The next step is to rank the variables based on their significance levels with regards to the correlations with the dependent variable annual income. The x axis is the negative logarithmic transformed P-values with a base of 10. The color of the bar represents the direction of the correlation with annual income. Red is positive correlation and blue is negative correlation.
#generate the final barplot to rank the variables based on their significance levels
full_model_coef_df = as.data.frame(coef(summary(full_model)))
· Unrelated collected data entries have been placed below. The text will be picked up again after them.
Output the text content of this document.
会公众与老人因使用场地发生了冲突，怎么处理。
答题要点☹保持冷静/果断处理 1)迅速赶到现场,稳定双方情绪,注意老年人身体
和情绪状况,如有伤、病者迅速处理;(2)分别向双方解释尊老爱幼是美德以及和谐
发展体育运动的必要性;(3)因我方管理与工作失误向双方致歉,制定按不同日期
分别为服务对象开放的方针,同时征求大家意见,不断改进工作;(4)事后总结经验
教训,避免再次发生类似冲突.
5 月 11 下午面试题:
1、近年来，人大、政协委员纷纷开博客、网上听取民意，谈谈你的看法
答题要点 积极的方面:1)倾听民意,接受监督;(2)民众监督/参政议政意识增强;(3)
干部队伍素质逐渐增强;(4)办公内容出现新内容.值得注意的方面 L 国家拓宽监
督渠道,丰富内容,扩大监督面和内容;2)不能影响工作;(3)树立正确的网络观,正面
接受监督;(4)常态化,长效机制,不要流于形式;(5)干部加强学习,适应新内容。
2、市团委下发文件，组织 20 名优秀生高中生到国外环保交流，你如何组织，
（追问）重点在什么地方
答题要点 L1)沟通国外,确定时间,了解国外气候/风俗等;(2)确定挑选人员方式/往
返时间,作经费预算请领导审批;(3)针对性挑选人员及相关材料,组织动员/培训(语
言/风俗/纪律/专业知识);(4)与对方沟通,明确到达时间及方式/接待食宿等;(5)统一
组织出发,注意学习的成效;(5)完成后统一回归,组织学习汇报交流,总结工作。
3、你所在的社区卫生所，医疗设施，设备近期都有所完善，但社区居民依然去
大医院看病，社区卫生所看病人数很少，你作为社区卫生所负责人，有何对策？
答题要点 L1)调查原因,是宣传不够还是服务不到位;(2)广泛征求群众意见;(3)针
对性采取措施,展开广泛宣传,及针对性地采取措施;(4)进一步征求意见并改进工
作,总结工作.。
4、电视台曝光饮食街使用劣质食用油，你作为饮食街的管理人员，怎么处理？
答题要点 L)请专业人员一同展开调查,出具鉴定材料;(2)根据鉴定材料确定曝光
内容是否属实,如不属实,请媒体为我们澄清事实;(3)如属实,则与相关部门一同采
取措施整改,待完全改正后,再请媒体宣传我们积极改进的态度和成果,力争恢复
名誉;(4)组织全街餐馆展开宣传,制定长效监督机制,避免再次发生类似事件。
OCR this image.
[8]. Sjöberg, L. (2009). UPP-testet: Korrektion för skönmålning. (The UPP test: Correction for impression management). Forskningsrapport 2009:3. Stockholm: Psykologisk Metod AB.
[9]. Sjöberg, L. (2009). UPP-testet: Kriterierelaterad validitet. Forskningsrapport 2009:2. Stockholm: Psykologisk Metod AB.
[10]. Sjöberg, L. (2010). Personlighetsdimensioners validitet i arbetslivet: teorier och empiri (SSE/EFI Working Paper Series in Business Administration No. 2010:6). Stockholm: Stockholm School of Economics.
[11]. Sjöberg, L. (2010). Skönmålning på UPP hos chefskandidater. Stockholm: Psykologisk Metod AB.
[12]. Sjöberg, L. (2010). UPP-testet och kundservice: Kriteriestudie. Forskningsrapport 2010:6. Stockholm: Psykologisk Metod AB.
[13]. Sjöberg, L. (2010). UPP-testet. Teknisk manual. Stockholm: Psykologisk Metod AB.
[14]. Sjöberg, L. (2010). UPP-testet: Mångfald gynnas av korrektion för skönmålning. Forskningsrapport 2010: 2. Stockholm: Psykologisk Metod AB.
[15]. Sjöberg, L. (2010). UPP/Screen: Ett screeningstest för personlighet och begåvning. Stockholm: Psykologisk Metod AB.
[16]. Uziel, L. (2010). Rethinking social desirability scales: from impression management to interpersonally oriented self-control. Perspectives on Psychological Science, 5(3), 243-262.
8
full_model_coef_df = full_model_coef_df[!rownames(full_model_coef_df) %in% '(Intercept)',]
colnames(full_model_coef_df)[4] = 'P'
full_model_coef_df$log10p = -log10(full_model_coef_df$P)
full_model_coef_df$color = ifelse(full_model_coef_df$Estimate>0,'red','blue')
full_model_coef_df = full_model_coef_df[order(full_model_coef_df$log10p,decreasing = FALSE),]
full_model_coef_df$variable = rownames(full_model_coef_df)
full_model_coef_df$variable = factor(full_model_coef_df$variable,levels=full_model_coef_df$variable)
ggplot(full_model_coef_df,aes(x=variable,y=log10p))+geom_bar(stat='identity',fill=full_model_coef_df$color)+xlab('variable')+ylab('-log(P)')+theme(axis.text.y = element_text(angle = 45))+coord_flip()+theme_bw()
The top 5 contributing factors are positively correlated with annual income, including capital investment (gain or loss), years of education, work hours per week and age.